La résidence de l'enfant en cas de séparation



En cas de séparation ou de divorce, les parents doivent s’entendre sur la résidence de l'enfant, plus communément appelée "garde" de l'enfant. Ce sujet est particulièrement sensible et il est parfois difficile pour les parents de concilier leur désir avec l’intérêt de l’enfant.


Les types de garde


Il existe deux modes de garde, la garde exclusive et la garde alternée.

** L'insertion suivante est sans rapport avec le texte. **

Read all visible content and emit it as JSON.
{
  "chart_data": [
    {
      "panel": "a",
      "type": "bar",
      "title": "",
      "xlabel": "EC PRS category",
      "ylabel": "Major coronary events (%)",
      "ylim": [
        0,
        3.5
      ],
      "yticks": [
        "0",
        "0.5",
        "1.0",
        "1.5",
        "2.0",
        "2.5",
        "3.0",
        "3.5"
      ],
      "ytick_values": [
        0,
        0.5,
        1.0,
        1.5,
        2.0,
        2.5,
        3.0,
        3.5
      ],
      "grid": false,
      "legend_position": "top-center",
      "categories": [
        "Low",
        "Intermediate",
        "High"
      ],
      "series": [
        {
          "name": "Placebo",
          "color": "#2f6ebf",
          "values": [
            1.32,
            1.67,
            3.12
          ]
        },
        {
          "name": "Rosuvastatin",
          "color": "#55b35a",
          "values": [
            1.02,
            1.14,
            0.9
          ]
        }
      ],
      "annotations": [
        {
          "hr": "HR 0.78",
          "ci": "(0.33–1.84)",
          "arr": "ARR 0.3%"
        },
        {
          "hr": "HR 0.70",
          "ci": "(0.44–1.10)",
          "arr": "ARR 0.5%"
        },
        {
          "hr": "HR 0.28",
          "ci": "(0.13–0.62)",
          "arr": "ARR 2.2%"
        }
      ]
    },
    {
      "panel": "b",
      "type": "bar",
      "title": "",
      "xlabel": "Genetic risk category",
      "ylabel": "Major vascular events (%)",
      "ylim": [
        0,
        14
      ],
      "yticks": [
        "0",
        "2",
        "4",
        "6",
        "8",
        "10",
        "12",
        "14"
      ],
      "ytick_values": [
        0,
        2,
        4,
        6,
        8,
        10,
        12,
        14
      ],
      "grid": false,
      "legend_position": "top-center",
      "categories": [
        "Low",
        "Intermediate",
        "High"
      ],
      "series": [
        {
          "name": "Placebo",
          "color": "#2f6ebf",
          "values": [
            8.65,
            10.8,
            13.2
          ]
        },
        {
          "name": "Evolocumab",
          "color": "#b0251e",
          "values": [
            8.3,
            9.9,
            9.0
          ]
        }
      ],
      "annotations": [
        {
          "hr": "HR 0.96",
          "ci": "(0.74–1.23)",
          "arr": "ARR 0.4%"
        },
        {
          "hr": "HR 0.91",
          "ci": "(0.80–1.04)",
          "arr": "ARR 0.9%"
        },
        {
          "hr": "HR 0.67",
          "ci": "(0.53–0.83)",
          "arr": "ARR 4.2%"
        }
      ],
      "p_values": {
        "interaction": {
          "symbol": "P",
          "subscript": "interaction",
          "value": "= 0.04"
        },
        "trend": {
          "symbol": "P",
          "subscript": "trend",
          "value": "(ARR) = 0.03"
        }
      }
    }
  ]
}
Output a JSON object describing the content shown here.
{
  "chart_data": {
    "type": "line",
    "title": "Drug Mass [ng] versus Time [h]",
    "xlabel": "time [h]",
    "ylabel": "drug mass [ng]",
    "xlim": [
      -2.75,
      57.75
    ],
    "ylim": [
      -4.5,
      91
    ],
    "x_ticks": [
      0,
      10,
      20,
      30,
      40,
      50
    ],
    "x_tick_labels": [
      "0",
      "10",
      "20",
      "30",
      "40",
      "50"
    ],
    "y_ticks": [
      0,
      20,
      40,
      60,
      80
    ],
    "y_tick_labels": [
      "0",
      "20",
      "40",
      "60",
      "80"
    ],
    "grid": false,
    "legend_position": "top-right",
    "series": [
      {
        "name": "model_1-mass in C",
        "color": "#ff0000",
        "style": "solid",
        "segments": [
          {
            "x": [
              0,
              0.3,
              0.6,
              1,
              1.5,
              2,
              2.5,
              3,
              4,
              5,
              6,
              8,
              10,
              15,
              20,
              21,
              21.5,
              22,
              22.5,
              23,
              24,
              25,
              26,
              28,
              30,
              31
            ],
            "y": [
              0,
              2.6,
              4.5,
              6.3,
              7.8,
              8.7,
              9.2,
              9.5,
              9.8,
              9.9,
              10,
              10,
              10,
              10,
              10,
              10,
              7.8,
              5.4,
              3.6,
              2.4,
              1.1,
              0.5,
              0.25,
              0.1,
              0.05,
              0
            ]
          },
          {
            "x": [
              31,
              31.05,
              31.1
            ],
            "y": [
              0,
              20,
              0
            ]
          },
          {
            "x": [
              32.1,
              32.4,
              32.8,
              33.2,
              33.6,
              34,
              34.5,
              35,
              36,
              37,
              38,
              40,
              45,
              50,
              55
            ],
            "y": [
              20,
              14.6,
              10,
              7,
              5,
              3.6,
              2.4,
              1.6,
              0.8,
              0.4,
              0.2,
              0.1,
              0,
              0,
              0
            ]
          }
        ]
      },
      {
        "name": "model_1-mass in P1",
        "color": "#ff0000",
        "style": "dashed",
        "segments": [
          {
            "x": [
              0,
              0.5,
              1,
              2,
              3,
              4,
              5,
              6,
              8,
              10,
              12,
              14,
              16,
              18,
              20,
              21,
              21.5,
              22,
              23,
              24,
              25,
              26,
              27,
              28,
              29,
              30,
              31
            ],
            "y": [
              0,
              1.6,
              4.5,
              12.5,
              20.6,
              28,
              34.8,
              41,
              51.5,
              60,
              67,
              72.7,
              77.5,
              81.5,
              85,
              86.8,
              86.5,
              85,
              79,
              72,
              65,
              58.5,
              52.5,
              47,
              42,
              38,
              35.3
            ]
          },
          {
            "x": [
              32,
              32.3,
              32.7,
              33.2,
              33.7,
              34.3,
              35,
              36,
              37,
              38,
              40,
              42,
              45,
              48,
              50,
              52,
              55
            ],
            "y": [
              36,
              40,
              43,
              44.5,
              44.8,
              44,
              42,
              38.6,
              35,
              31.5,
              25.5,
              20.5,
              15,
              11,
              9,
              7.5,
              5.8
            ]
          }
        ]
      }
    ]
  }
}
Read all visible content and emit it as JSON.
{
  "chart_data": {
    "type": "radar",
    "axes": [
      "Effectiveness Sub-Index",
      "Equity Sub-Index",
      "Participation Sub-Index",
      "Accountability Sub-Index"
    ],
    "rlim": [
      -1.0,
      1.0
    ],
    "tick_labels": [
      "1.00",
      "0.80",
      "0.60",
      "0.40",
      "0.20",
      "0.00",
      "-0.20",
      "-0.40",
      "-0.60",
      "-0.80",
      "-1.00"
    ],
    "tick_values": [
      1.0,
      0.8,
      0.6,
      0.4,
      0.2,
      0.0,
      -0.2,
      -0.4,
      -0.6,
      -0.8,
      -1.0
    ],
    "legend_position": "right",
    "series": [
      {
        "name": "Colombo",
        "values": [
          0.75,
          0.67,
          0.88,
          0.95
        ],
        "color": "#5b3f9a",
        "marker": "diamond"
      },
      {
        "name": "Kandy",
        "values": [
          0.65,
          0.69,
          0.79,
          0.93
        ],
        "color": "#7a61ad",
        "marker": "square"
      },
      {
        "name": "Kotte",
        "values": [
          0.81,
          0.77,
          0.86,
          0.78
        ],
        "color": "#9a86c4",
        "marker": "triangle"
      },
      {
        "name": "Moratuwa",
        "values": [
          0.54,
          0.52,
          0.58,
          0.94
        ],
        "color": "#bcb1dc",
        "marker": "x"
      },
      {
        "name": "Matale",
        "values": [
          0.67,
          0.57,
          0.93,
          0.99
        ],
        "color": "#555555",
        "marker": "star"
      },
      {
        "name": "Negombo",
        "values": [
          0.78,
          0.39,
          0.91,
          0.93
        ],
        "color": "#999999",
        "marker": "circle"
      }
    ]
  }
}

- La garde exclusive est celle qui est la plus répandue. La résidence habituelle de l'enfant est fixée chez un seul parent parent. Celui qui n’a pas la garde des enfants dispose d’un droit de visite et d’hébergement qui se traduit par le droit de recevoir l’enfant sur des périodes courtes et répétées, souvent un week-end sur deux et la moitié des vacances scolaires.


- La garde alternée (aussi appelé « garde partagée ») est, comme son nom l’indique, la garde partagée entre les deux parents. Le ou les enfants réside(nt) alors chez l’un et l’autre des parents de façon alternée (souvent une semaine chez le premier puis une semaine chez le second).


La formalisation d'un accord


Si les parents sont tous deux d’accord sur le choix du mode de garde, ils peuvent rédiger une convention précisant le mode de garde choisi, les modalités d’exercice du droit de garde et du droit visite (en cas de garde alternée) et le montant de la pension alimentaire éventuelle.


Les parents peuvent ensuite saisir le juge aux affaires familiale pour la faire homologuer. Cette homologation n’est pas obligatoire mais elle permet de donner force de loi en cas de conflit entre les parents.


Le juge peut néanmoins refuser d’homologuer la convention si cette dernière porte atteinte à l’intérêt de l’enfant.


Si les parents ne parviennent pas à trouver un accord, ils peuvent alors saisir le juge aux affaires familiales pour que ce dernier tranche.


Il est néanmoins recommandé de tenter au préalable une médiation familiale dans l’intérêt de l’enfant.


Il est toutefois précisé qu’en cas de de divorce, le passage devant le JAF est obligatoire.


Les critères retenus par le juge

Le juge va se référer à différents critères afin de déterminer le lieu de résidence de l’enfant.


Il peut ainsi se référer à l’âge des enfants, la relation que chaque parent entretient avec les enfants, l’aptitude des parents à assurer la garde (sur le plan financier, matériel, physique, mental), les besoins des enfants, la disponibilité des parents, la nécessité de ne pas séparer les membres d’une même fratrie, la possibilité de rester dans son établissement scolaire, l’état psychologique de chaque enfant etc...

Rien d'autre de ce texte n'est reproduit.